Wofür bekam C4 Consulting 386 000 Euro?



Ebenfalls keine Angaben macht die Union dazu, dass sie nach Informationen dieser Zeitung über ihren Anwalt vorsorglich Schadensersatzansprüche gegenüber der Unternehmensberatung C4 Consulting geltend gemacht haben soll. An diese Firma mit Sitz in Düsseldorf waren 2005 seitens der CDU-Fraktion 386 000 Euro geflossen. Ungeklärt ist, für welche Leistungen das Geld, das in mehreren Beträgen ordnungsgemäß gezahlt und verbucht wurde, floss.
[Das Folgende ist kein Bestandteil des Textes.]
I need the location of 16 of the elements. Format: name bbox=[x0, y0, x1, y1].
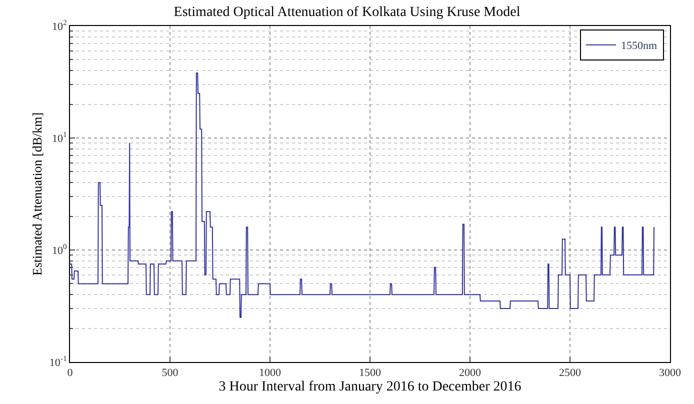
x-tick-label: 1500 bbox=[359, 367, 382, 380]
y-tick-label: 10$^{2}$ bbox=[52, 18, 67, 33]
x-tick-label: 0 bbox=[67, 367, 74, 380]
y-tick-label: 10$^{0}$ bbox=[52, 242, 67, 257]
x-tick-label: 500 bbox=[162, 367, 179, 380]
x-axis-title: 3 Hour Interval from January 2016 to December 2016 bbox=[218, 380, 522, 394]
line-series bbox=[70, 72, 654, 318]
y-axis-title: Estimated Attenuation [dB/km] bbox=[29, 112, 44, 276]
legend-label: 1550nm bbox=[621, 40, 658, 52]
chart-title: Estimated Optical Attenuation of Kolkata Using Kruse Model bbox=[174, 4, 520, 20]
x-tick-label: 2500 bbox=[559, 367, 582, 380]
y-tick-label: 10$^{-1}$ bbox=[49, 354, 67, 369]
x-tick-label: 2000 bbox=[459, 367, 482, 380]
x-tick-label: 3000 bbox=[659, 367, 682, 380]
x-tick-label: 1000 bbox=[259, 367, 282, 380]
y-tick-label: 10$^{1}$ bbox=[52, 130, 67, 145]
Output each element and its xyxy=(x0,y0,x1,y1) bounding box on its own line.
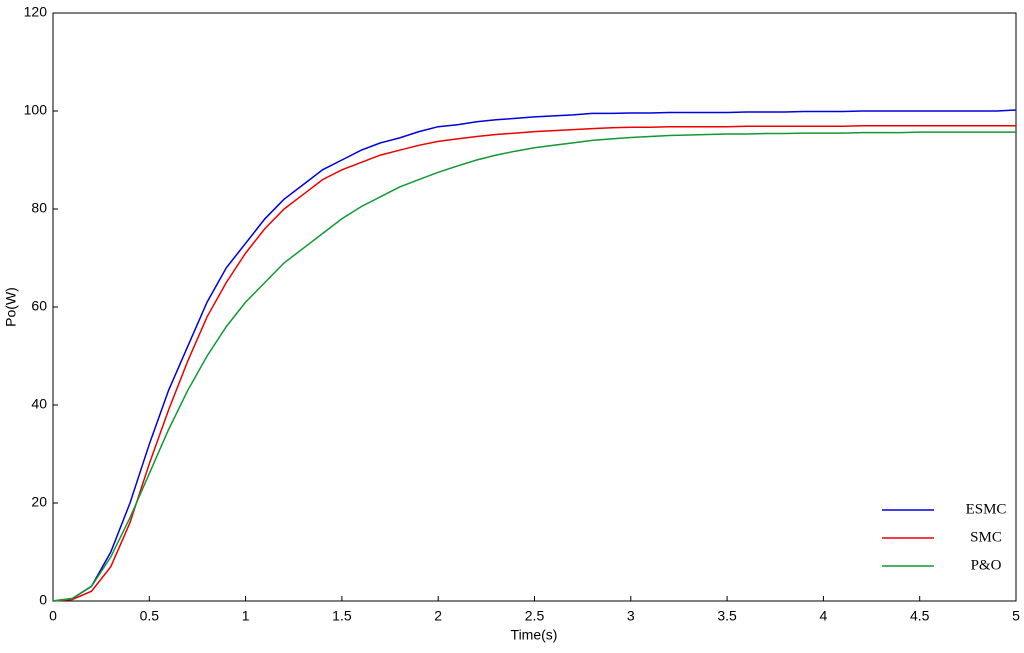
x-tick-label: 0 xyxy=(49,608,57,624)
y-tick-label: 0 xyxy=(39,592,47,608)
y-tick-label: 20 xyxy=(31,494,47,510)
legend-label: SMC xyxy=(970,529,1002,545)
legend-label: P&O xyxy=(971,557,1002,573)
x-tick-label: 1.5 xyxy=(332,608,352,624)
y-tick-label: 80 xyxy=(31,200,47,216)
y-tick-label: 100 xyxy=(24,102,48,118)
y-axis-label: Po(W) xyxy=(3,287,19,327)
plot-frame xyxy=(52,12,1017,602)
x-tick-label: 0.5 xyxy=(140,608,160,624)
y-tick-label: 60 xyxy=(31,298,47,314)
line-series xyxy=(52,124,1016,602)
x-axis-label: Time(s) xyxy=(511,627,558,643)
x-tick-label: 4 xyxy=(820,608,828,624)
x-tick-label: 5 xyxy=(1012,608,1020,624)
y-tick-label: 120 xyxy=(24,4,48,20)
line-series xyxy=(52,131,1016,602)
y-tick-label: 40 xyxy=(31,396,47,412)
line-series xyxy=(52,109,1017,602)
x-tick-label: 2.5 xyxy=(525,608,545,624)
x-tick-label: 2 xyxy=(434,608,442,624)
x-tick-label: 4.5 xyxy=(910,608,930,624)
x-tick-label: 3.5 xyxy=(717,608,737,624)
x-tick-label: 3 xyxy=(627,608,635,624)
legend-label: ESMC xyxy=(966,501,1007,517)
x-tick-label: 1 xyxy=(242,608,250,624)
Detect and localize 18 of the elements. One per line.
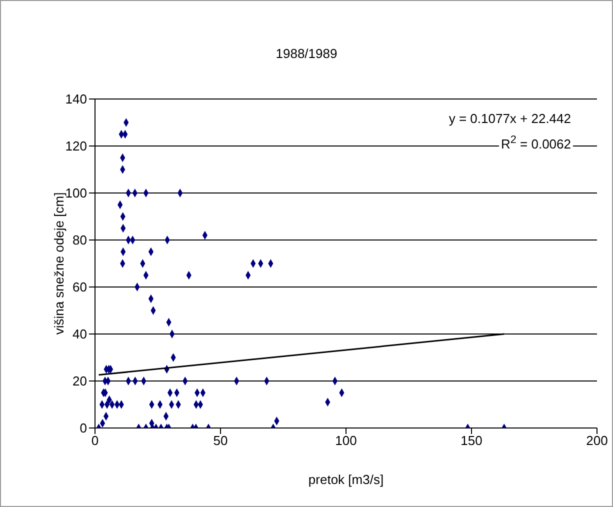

Ein Leistungsverzeichnis, das die C4 als GmbH aus wirtschaftsrechtlichen (Paragraph 257 Handelsgesetzbuch) und steuerrechtlichen Gründen (Paragraph 147 Abgabenordnung) haben müsste, ist unauffindbar. Eine entsprechende TV-Anfrage an die C4 blieb unbeantwortet.

Ex-CDU-Manager Hebgen behauptet, mit dem Geld sei der Wahlkampf finanziert worden. Ein brisanter Vorwurf, denn das wäre nach dem Parteiengesetz verboten und könnte für die Union eine Geldstrafe in dreifacher Höhe nach sich ziehen. Die CDU und insbesondere ihr früherer Fraktions- und Parteichef Christoph Böhr haben alle Vorwürfe in dieser Hinsicht zurückgewiesen. C4 sei ausschließlich für die Beratung der Fraktion bezahlt worden. Die Staatsanwaltschaft Mainz ermittelt derzeit nur gegen Hebgen, wird aber wohl den von ihm erhobenen Vorwürfen ebenfalls nachgehen müssen.